Assim como a preocupação em Jossua de que “os textos não sejam questionados sobre aspectos marginais, mas sobre seu centro, seu coração”, que remete ao ponto da Carta (no parágrafo 6) em que o papa afirma que “a literatura tem a ver com o que cada um de nós deseja da vida, uma vez que entra numa relação íntima com a nossa existência concreta, com as suas tensões essenciais, com os seus desejos e os seus significados”.
E, finalmente, os dois pontos mais esclarecedores em que me parece que o pensamento de Jossua se alinhe mais com o de Francisco. O primeiro consiste na atitude de escuta fiel do texto, onde, para o teólogo dominicano, não pode haver “submissão dos textos a esquemas pré-constituídos”, ecoada por Bergoglio no parágrafo 20: “Aqui está uma definição de literatura que tanto me agrada: ouvir a voz de alguém”.
E a segunda, igualmente importante, centra-se na importância do leitor; em Jossua, “a história do intérprete, seu corpo, sempre age nas perguntas dirigidas ao poema...”, enquanto em Francisco isso vale para qualquer leitor, não apenas para aqueles que estudam teologia: “O leitor, enquanto lê, enriquece-se com o que recebe do autor, mas isso permite-lhe, ao mesmo tempo, fazer desabrochar a riqueza da sua própria pessoa, pois cada nova obra que lê renova e expande o seu universo pessoal”.
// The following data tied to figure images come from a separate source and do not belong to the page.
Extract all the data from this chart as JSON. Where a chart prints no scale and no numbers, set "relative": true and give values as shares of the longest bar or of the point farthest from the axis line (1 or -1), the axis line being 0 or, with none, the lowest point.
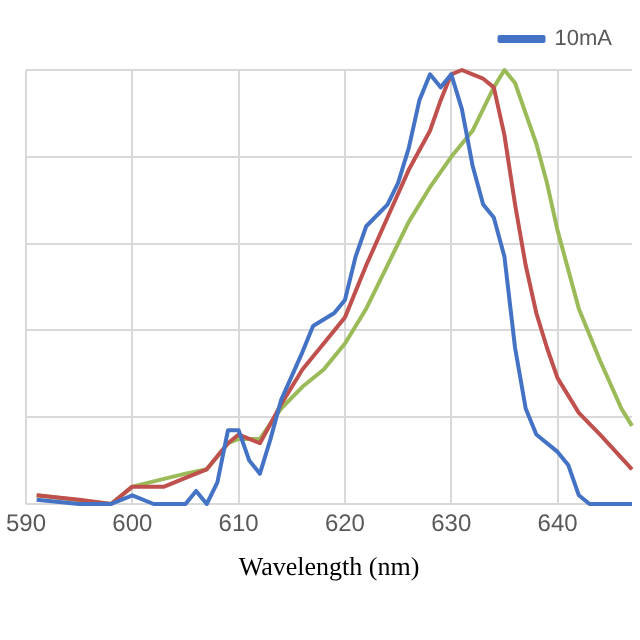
{
  "chart_data": {
    "type": "line",
    "relative": true,
    "xlabel": "Wavelength (nm)",
    "xlim": [
      590,
      647
    ],
    "xticks": [
      590,
      600,
      610,
      620,
      630,
      640
    ],
    "grid": true,
    "legend": "top right",
    "marker": "none",
    "series": [
      {
        "name": "10mA",
        "color": "#4472c4",
        "x": [
          591,
          595,
          598,
          600,
          602,
          605,
          606,
          607,
          608,
          609,
          610,
          611,
          612,
          613,
          614,
          616,
          617,
          619,
          620,
          621,
          622,
          624,
          625,
          626,
          627,
          628,
          629,
          630,
          631,
          632,
          633,
          634,
          635,
          636,
          637,
          638,
          640,
          641,
          642,
          643,
          647
        ],
        "values": [
          0.01,
          0,
          0,
          0.02,
          0,
          0,
          0.03,
          0,
          0.05,
          0.17,
          0.17,
          0.1,
          0.07,
          0.15,
          0.24,
          0.35,
          0.41,
          0.44,
          0.47,
          0.57,
          0.64,
          0.69,
          0.74,
          0.82,
          0.93,
          0.99,
          0.96,
          0.99,
          0.91,
          0.78,
          0.69,
          0.66,
          0.57,
          0.36,
          0.22,
          0.16,
          0.12,
          0.09,
          0.02,
          0,
          0
        ]
      },
      {
        "color": "#c0504d",
        "x": [
          591,
          595,
          598,
          600,
          603,
          605,
          607,
          609,
          610,
          612,
          614,
          616,
          618,
          620,
          622,
          624,
          626,
          628,
          629,
          630,
          631,
          632,
          633,
          634,
          635,
          636,
          637,
          638,
          639,
          640,
          642,
          644,
          647
        ],
        "values": [
          0.02,
          0.01,
          0,
          0.04,
          0.04,
          0.06,
          0.08,
          0.14,
          0.16,
          0.14,
          0.23,
          0.31,
          0.37,
          0.43,
          0.55,
          0.66,
          0.77,
          0.86,
          0.93,
          0.99,
          1,
          0.99,
          0.98,
          0.96,
          0.85,
          0.69,
          0.55,
          0.44,
          0.36,
          0.29,
          0.21,
          0.16,
          0.08
        ]
      },
      {
        "color": "#9bbb59",
        "x": [
          591,
          598,
          600,
          605,
          607,
          609,
          610,
          612,
          614,
          616,
          618,
          620,
          622,
          624,
          626,
          628,
          630,
          632,
          634,
          635,
          636,
          637,
          638,
          639,
          640,
          641,
          642,
          644,
          646,
          647
        ],
        "values": [
          0.02,
          0,
          0.04,
          0.07,
          0.08,
          0.14,
          0.15,
          0.15,
          0.22,
          0.27,
          0.31,
          0.37,
          0.45,
          0.55,
          0.65,
          0.73,
          0.8,
          0.86,
          0.96,
          1,
          0.97,
          0.9,
          0.83,
          0.74,
          0.63,
          0.54,
          0.45,
          0.33,
          0.22,
          0.18
        ]
      }
    ]
  }
}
Agradecendo, portanto, com gratidão, a esses dois gigantes, concluo imaginando corajosamente a profunda alegria que o Padre Jossua teria sentido ao ler as luminosas palavras do Papa, que, citando C. S. Lewis em sua Carta (par. 18), nos tranquiliza mais uma vez: “Ao ler as grandes obras da literatura, transformo-me em milhares de homens sem deixar, ao mesmo tempo, de permanecer eu mesmo. Como o céu noturno da poesia grega: vejo-o com uma miríade de olhos, mas sou sempre eu a ver. Neste ponto, como na religião, no amor, na ação moral e no conhecimento, ultrapasso-me a mim próprio e, no entanto, quando o faço, sou mais eu do que nunca”.